Brutkey

Sophie
@sophiesometimes@anarres.family
Self-reflection essay, mild religious references

In the early Christian church, during the years surrounding the formal co-optation of the church by the Empire and all of the horrible things that entailed in time, groups of women and men went to the desert for seclusion. To find God. To find themselves. The Desert Mothers and Fathers, along with the various Saints who cared for the poor and mystics who spoke of a love that never failed, are the one tenuous strand I still have to the faith I came upon over thirty years ago. A faith that both served as a means of coping with a dysphoria that I did not know I had and could not have addressed even if I did, and a prison that held me in denial for far longer than I would have stayed otherwise.

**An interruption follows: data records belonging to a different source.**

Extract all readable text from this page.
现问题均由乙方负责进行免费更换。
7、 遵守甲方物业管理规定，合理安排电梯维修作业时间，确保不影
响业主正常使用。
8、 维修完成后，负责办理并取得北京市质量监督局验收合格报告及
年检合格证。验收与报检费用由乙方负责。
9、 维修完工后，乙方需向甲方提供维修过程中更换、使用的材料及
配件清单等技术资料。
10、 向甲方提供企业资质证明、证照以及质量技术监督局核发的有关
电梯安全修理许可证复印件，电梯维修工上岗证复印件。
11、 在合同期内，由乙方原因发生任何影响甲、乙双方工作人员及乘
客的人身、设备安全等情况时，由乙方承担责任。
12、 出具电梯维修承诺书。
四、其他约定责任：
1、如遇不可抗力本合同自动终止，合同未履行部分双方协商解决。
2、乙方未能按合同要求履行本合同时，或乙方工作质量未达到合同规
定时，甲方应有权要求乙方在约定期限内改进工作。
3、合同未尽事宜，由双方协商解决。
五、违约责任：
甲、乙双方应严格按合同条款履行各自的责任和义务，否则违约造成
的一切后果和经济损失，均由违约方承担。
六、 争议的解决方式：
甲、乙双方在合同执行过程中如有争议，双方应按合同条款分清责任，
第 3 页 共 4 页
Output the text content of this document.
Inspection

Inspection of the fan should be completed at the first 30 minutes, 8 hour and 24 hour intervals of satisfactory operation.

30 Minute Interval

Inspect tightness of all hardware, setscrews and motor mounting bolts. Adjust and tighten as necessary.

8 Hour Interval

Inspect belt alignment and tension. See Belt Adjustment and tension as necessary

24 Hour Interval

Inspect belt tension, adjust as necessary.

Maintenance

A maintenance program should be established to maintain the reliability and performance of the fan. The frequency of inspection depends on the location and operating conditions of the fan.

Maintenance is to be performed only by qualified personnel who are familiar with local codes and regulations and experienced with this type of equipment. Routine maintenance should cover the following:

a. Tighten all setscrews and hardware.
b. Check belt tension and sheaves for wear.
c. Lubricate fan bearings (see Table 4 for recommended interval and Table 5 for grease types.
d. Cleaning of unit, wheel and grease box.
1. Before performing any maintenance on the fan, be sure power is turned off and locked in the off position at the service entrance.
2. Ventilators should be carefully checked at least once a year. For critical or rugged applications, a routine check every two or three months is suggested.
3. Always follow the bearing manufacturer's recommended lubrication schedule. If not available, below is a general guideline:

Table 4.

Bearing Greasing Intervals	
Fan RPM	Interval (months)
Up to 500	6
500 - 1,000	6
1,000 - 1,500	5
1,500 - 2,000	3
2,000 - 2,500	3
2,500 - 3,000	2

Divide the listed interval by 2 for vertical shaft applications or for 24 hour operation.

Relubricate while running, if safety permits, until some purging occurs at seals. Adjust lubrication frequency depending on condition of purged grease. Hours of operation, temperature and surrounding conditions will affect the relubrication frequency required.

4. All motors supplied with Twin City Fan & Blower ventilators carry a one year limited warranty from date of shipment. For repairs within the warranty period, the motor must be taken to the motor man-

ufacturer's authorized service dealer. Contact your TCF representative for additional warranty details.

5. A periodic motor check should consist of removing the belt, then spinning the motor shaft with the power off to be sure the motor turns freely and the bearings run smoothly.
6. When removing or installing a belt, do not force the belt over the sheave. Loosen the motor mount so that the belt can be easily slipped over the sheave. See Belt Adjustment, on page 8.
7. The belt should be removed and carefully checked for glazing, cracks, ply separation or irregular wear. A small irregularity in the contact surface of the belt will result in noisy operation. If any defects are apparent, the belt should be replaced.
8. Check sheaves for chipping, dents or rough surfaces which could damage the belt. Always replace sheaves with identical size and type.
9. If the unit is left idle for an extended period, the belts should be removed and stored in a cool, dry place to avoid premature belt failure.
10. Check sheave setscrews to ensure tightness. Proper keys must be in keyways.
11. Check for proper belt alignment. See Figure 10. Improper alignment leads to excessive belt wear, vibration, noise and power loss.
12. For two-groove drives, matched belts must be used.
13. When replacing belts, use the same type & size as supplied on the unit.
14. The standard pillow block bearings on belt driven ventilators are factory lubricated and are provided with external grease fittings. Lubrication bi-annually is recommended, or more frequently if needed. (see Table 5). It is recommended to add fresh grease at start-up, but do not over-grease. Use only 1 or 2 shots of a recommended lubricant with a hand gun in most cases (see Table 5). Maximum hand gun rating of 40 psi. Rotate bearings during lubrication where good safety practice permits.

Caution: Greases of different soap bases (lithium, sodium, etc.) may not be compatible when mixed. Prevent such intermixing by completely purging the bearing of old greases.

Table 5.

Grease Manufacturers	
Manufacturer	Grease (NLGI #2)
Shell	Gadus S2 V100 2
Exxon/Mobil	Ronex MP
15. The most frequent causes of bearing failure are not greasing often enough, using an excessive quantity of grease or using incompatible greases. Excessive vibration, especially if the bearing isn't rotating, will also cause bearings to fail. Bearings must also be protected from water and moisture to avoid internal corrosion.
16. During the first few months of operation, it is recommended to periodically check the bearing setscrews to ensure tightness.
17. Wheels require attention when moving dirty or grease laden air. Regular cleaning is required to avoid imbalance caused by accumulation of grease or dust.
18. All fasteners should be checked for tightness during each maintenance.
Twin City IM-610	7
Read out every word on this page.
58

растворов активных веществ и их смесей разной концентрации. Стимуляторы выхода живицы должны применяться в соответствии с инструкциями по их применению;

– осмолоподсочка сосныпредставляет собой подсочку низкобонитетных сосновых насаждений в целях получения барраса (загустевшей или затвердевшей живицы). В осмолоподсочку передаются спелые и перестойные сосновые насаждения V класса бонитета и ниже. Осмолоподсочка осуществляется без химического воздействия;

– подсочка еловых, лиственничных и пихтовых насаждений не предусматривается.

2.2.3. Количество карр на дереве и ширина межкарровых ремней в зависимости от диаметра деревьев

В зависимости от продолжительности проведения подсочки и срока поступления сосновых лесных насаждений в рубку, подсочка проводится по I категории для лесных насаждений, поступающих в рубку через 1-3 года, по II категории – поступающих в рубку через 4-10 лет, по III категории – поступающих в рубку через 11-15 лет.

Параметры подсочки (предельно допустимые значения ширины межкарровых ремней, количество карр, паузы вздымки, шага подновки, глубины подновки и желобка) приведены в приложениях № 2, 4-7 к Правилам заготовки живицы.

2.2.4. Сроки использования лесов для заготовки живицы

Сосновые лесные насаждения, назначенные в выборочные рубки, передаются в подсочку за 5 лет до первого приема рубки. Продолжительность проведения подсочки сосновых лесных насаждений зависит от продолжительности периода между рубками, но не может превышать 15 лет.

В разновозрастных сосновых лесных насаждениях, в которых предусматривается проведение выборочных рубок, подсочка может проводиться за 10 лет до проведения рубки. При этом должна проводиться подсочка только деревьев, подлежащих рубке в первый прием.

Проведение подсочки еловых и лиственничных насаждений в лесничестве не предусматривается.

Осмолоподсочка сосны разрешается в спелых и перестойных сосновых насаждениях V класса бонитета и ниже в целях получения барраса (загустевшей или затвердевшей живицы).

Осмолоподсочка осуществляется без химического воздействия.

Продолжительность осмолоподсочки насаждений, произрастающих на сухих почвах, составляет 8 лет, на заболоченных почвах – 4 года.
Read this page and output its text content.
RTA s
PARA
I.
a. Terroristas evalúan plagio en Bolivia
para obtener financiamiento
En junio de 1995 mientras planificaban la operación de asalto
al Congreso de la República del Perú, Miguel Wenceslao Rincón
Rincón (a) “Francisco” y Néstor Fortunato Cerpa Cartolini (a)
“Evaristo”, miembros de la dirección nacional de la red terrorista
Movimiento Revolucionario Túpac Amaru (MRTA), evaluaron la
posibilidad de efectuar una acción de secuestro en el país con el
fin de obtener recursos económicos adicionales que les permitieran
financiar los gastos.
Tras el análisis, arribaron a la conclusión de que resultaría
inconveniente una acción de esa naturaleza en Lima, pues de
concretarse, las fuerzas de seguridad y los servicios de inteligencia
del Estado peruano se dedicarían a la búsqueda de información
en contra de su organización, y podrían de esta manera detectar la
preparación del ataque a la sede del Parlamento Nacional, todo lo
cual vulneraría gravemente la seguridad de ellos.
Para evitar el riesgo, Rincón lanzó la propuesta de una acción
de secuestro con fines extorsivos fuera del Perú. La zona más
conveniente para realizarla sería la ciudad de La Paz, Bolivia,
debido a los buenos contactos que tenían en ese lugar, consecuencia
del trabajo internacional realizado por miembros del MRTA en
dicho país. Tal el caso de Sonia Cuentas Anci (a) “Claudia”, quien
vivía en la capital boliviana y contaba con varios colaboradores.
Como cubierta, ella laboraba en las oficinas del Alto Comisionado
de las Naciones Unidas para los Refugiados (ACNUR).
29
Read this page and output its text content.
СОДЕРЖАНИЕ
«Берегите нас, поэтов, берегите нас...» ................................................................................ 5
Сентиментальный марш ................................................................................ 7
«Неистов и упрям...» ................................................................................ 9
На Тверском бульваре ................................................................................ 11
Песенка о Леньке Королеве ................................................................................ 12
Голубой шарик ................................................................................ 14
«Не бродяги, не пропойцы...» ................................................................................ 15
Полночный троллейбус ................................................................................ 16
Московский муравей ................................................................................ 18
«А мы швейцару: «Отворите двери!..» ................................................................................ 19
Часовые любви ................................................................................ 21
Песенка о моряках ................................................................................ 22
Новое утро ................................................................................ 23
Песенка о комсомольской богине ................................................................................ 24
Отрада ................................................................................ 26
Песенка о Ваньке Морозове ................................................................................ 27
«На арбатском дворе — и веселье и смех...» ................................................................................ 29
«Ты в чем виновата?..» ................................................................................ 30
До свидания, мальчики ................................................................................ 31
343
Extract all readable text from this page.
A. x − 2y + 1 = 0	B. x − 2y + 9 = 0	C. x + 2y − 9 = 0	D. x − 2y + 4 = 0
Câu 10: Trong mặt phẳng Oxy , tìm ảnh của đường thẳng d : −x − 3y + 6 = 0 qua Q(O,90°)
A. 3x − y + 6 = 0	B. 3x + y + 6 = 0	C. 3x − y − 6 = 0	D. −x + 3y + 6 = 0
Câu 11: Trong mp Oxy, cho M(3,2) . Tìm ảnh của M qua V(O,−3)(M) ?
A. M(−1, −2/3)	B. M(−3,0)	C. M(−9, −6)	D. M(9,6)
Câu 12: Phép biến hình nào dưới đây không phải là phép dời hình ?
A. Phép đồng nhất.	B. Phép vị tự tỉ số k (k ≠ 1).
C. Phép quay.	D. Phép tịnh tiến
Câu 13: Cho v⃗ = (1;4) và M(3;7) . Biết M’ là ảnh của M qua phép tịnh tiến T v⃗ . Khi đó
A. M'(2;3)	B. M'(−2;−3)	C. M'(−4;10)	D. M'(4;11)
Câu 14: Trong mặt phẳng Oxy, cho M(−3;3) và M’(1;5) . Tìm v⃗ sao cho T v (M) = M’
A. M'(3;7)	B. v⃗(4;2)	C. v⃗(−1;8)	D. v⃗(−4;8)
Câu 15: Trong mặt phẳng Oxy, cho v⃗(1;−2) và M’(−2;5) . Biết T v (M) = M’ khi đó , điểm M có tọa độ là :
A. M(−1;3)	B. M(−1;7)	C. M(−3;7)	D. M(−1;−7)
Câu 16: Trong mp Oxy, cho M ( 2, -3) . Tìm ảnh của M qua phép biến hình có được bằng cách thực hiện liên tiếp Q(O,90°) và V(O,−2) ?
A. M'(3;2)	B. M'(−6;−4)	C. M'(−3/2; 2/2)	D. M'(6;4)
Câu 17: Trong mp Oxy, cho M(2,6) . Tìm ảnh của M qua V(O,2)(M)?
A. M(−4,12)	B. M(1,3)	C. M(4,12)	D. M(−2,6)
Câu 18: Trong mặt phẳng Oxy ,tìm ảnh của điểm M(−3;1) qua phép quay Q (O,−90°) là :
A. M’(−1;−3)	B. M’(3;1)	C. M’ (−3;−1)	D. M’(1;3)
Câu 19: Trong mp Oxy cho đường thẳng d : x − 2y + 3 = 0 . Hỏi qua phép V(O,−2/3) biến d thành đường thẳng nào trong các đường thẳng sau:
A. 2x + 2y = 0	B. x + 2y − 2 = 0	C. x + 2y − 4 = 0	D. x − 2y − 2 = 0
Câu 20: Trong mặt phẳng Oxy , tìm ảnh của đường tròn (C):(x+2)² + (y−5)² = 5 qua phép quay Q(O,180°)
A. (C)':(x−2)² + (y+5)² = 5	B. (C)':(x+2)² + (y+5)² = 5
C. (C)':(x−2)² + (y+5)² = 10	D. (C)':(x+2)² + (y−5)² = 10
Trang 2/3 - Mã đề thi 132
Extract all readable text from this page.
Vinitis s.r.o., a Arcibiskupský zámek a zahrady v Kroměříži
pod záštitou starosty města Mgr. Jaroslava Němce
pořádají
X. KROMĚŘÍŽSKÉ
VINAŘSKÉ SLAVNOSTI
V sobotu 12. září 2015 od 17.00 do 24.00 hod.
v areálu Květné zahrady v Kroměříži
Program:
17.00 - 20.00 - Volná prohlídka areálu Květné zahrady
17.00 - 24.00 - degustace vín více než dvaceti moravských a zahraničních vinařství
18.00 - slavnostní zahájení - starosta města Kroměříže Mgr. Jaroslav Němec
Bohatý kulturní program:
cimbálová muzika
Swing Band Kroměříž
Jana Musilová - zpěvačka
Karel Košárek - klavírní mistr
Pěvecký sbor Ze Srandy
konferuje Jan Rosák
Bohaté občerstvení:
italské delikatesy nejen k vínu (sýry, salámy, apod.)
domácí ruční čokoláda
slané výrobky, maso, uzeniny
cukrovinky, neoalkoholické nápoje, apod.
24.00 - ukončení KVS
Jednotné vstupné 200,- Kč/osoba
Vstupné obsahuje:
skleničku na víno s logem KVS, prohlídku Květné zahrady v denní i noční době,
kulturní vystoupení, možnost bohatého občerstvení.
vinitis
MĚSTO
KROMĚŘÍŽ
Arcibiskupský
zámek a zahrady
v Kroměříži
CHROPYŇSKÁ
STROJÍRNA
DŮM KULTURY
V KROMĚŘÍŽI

But the desert still beckons to me. To leave the familiar and the confining and to find myself in the solitude. In the sublime beauty in the midst of a seemingly lifeless place.

I went to the desert this weekend. Both literally and metaphorically. I drove from LA to Denver, by way of Phoenix, Gallup, Albuquerque, and Santa Fe. Officially to help my oldest kid formally close a chapter of his life in Colorado by bringing his belongings home with us as he prepares for graduate school in Europe. But also as a means of making sure that I can really do it. That I can really be Sophie in all of my fullness.

Because in August, I too, will be going to grad school in Europe.

I needed to know that I was ready.

And in the desert, I found myself. I spent the weekend fully embracing my femininity. I received more than a few compliments from women about my outfits. I didn't have to switch back and forth between my "in between" voice that I generally use when I'm lazy or speaking with family members who I'm trying to bring along slowly. And I spent Saturday at Pride in Denver, with a lovely group of both existing and new friends, just being a girl doing girl things with other girls. Something that I had desperately wanted since I was four, but which was now suddenly happening.

Today I did all the responsible mom things helping my kid. But I did them in my cutest lesbian mom outfit. Completely comfortable in my own skin for the first time ever. The desert has changed me. Or more precisely, I have changed so much that my trip to the desert revealed to me exactly how much.

Tomorrow we start the 18-hour(ish) journey back to LA, over two days. And then I will get back to a month of giving away or putting in storage my old life, before I begin a new one. But unlike before this weekend, I know I'm ready. I'm so much stronger than I have ever been. I'm so much less afraid. I'm suddenly excited about being social and making new friends and doing all of the things it takes to create a life in a completely new country. I'm Sophie, in all of her fullness.